LONDON, ONT. -- The founder of a London, Ont. jewelry company that got its start during the pandemic, is lending her support to animal rescue groups that have faced fundraising challenges because of it.

Sarah Murdock is the founder and creator of Copper & Blush, which creates curated jewelry pieces. Murdock says each individual item is meant to inspire and ignite the soul to bring strength, peace and longevity through special products used.

“I’ve always been passionate about gemstones and crystals, and so wearing them I’ve seen and felt those healing powers. It was just something I really wanted to share with other people,” says Murdock.

Copper & Blush was launched in August of 2020. Murdock works out of her dining room, and uses all ethically-sourced material.

One of Murdock’s goals for 2021 was to give back. And after speaking with a friend who recently adopted a rescue, she was inspired to start the Paws For The Cause fundraiser.

“I didn’t realize how big the need was, especially in our community, for animals.

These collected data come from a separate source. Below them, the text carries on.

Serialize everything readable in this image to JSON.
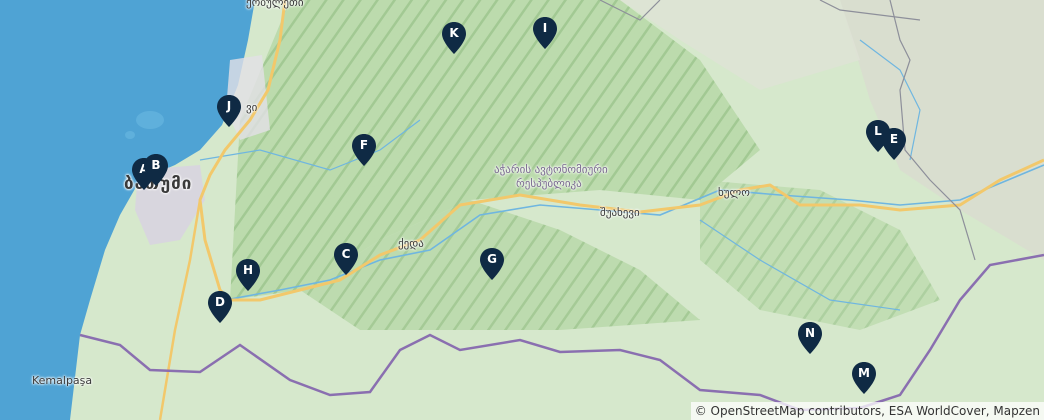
{
  "map": {
    "places": {
      "kobuleti": "ქობულეთი",
      "batumi": "ბათუმი",
      "keda": "ქედა",
      "shuakhevi": "შუახევი",
      "khulo": "ხულო",
      "adjara_line1": "აჭარის ავტონომიური",
      "adjara_line2": "რესპუბლიკა",
      "kemalpasa": "Kemalpaşa",
      "partial_label": "ვი"
    },
    "markers": [
      "A",
      "B",
      "C",
      "D",
      "E",
      "F",
      "G",
      "H",
      "I",
      "J",
      "K",
      "L",
      "M",
      "N"
    ],
    "colors": {
      "water": "#4fa3d4",
      "land": "#cfe3c4",
      "forest": "#a9cf9c",
      "road": "#f2c86b",
      "border": "#8a6fb0",
      "marker": "#0f2a44"
    }
  },
  "attribution": "© OpenStreetMap contributors, ESA WorldCover, Mapzen"
}
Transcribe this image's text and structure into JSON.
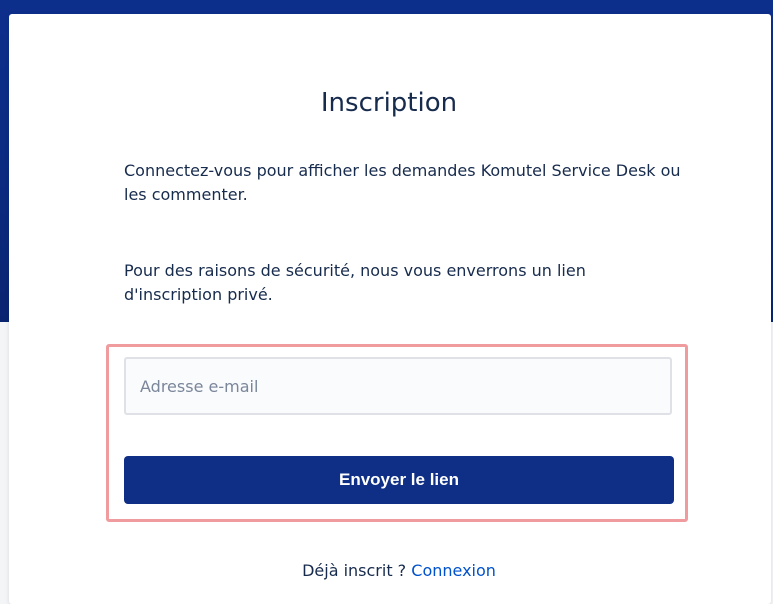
{
  "colors": {
    "brand_blue": "#0f2f87",
    "highlight": "#f09c9e",
    "link": "#0052cc"
  },
  "form": {
    "title": "Inscription",
    "intro": "Connectez-vous pour afficher les demandes Komutel Service Desk ou les commenter.",
    "security_note": "Pour des raisons de sécurité, nous vous enverrons un lien d'inscription privé.",
    "email_placeholder": "Adresse e-mail",
    "email_value": "",
    "submit_label": "Envoyer le lien"
  },
  "footer": {
    "prefix": "Déjà inscrit ?",
    "login_link": "Connexion"
  }
}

If we don’t raise money and awareness, they won’t get this help.”

Murdock decided to collaborate with local organizations in London and surrounding communities to bring awareness and raise proceeds.

With each PAWS bracelet sold, Murdock says they will donate $10 to the Animal Love Foundation, a non-profit organization helping animals find new loving homes.

A Copper & Blush PAWS bracelet

Animal Love Foundation director Shandra Tatomir says for the past year, many of the fundraising events that the organization relies on had to be cancelled. So the donation from Copper & Blush couldn’t have come at a better time.

“It’s huge. We are the kind of group that is grateful for every cent. To have a company come forward like that, it’s amazing. We are so excited to work with them."

The Animal Love Foundation, does not have a shelter, with all of their cats and dogs housed in foster homes until they are adopted.

“One hundred per cent (of donations) goes straight into the animals, we are all volunteers, non of us get paid at all. It goes straight to vetting or food,” adds Tatomir.

Tatomir has been with the foundation for 17 years and she says the pandemic has been the hardest time for the shelter.

They have seen an increase in people wanting to adopt during the pandemic, but that poses its own challenges.

“We’ve really had to step up how we’re screening for people, because you want animals to get homes, but in the same token, you have to be really careful, that these people, when they go back to work, they won't be surrendering because they won't be home for the animals.”